This article looks at a simple parallel web crawler with GUI, in about 150 lines of code. We look at designing GUI, and then we concentrate on the webcrawler code.
Introduction
This article is using U++ framework. Please refer to Getting Started with Ultimate++ for an introduction to the environment.
U++ framework provides a HttpRequest
class capable of asynchronous operation. In this example, we will exploit this capability to construct a simple single-threaded web crawler using up to 60 parallel HTTP connections.
Designing GUI
We shall provide a simple GUI to display the crawling progress:
First of all, we shall design a simple GUI layout for our application. Here, the GUI is fairly simple, but it is still borderline worth to use the layout designer:
Layout consists of 3 ArrayCtrl
widgets, which are basically tables. We shall use work to display progress of individual HTTP requests, finished to display result of HTTP requests that ended and, to have some fun and path that will show for any line of finished a 'path' of urls from the seed url to finished url.

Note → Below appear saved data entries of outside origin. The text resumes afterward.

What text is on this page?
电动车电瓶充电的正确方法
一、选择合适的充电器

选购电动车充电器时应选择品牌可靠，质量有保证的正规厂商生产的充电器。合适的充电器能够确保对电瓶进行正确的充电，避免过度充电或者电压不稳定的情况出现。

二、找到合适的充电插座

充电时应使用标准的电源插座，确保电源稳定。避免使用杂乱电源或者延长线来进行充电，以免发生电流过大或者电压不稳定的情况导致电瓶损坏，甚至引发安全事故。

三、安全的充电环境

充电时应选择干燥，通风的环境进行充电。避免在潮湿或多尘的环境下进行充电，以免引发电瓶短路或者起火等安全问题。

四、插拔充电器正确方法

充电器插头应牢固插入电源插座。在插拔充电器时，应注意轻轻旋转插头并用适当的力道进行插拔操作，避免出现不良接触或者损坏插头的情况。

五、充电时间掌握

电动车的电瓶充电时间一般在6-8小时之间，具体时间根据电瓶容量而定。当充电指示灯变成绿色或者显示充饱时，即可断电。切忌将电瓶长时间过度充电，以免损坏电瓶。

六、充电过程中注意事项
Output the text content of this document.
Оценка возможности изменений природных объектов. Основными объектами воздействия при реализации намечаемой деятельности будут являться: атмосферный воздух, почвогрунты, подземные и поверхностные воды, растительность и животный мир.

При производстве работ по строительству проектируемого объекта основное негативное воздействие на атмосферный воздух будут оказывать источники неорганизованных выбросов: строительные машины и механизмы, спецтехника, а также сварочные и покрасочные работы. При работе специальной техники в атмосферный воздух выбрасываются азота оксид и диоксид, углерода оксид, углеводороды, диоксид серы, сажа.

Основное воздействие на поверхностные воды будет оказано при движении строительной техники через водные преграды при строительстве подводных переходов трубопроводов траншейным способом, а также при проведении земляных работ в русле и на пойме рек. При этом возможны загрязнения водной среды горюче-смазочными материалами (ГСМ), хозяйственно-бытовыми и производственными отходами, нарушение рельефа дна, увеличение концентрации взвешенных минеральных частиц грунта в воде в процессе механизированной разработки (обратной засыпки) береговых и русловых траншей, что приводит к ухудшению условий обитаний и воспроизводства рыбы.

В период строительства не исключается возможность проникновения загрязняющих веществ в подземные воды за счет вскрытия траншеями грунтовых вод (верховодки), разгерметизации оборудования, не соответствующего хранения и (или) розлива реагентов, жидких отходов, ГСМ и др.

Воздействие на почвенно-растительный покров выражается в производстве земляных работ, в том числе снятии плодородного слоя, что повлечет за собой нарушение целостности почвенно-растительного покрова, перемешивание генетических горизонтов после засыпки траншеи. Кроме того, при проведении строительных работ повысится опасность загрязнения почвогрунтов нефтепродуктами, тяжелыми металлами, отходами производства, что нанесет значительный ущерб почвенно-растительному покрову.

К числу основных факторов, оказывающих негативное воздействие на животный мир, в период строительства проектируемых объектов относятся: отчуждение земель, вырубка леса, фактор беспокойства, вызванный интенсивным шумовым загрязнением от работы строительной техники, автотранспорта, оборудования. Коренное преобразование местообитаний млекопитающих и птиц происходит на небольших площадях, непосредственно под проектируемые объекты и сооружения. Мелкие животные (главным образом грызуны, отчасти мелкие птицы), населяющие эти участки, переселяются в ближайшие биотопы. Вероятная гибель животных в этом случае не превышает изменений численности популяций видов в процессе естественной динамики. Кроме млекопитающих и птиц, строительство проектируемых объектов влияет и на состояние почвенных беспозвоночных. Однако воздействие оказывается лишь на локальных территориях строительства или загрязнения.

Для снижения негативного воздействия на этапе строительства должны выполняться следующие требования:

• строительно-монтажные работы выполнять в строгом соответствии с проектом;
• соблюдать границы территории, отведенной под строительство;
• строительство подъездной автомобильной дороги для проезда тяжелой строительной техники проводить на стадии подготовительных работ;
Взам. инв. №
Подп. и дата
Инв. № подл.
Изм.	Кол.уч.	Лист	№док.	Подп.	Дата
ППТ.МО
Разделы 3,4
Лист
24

Now let us use this layout and setup some things in the code:
#define LAYOUTFILE <GuiWebCrawler/GuiWebCrawler.lay>
#include <CtrlCore/lay.h>
struct WebCrawler : public WithCrawlerLayout<TopWindow> {
WebCrawler();
};
WebCrawler
will be the main class of our application. The weird #include
before it 'imports' designed layout into the code, namely it defines WithCrawlerLayout
template class that represents our layout. By deriving from it, we add work
, finished
and path ArrayCtrl
widgets as member variables of WebCrawler
. We shall finish setting up things in WebCrawler
constructor:
WebCrawler::WebCrawler()
{
CtrlLayout(*this, "WebCrawler");
work.AddColumn("URL");
work.AddColumn("Status");
finished.AddColumn("Finished");
finished.AddColumn("Response");
finished.WhenCursor = [=] { ShowPath(); }; finished.WhenLeftDouble = [=] { OpenURL(finished); };
path.AddColumn("Path");
path.WhenLeftDouble = [=] { OpenURL(path); }; total = 0;
Zoomable().Sizeable();
}
CtrlLayout
is WithCrawlerLayout
method that places widgets into designed positions. Rest of the code sets up lists with columns and connects some user actions on widgets with corresponding methods in WebCrawler
(we shall add these methods later).
Data Model
Now with boring GUI stuff out of the way, we shall concentrate on the funny parts - webcrawler
code. First, we will need some structures to keep track of things:
struct WebCrawler : public WithCrawlerLayout<TopWindow> {
VectorMap<String, int> url; BiVector<int> todo;
struct Work { HttpRequest http; int urli; };
Array<Work> http; int64 total;
VectorMap
is an unique U++ container that can be thought of as a mix of array and map. It provides index based access to keys and value and a quick way to find the index of key. We will use url
as a way to avoid duplicate url requests (putting url to key) and we shall put index of 'parent
' url as value, so that we can later display path from the seed url.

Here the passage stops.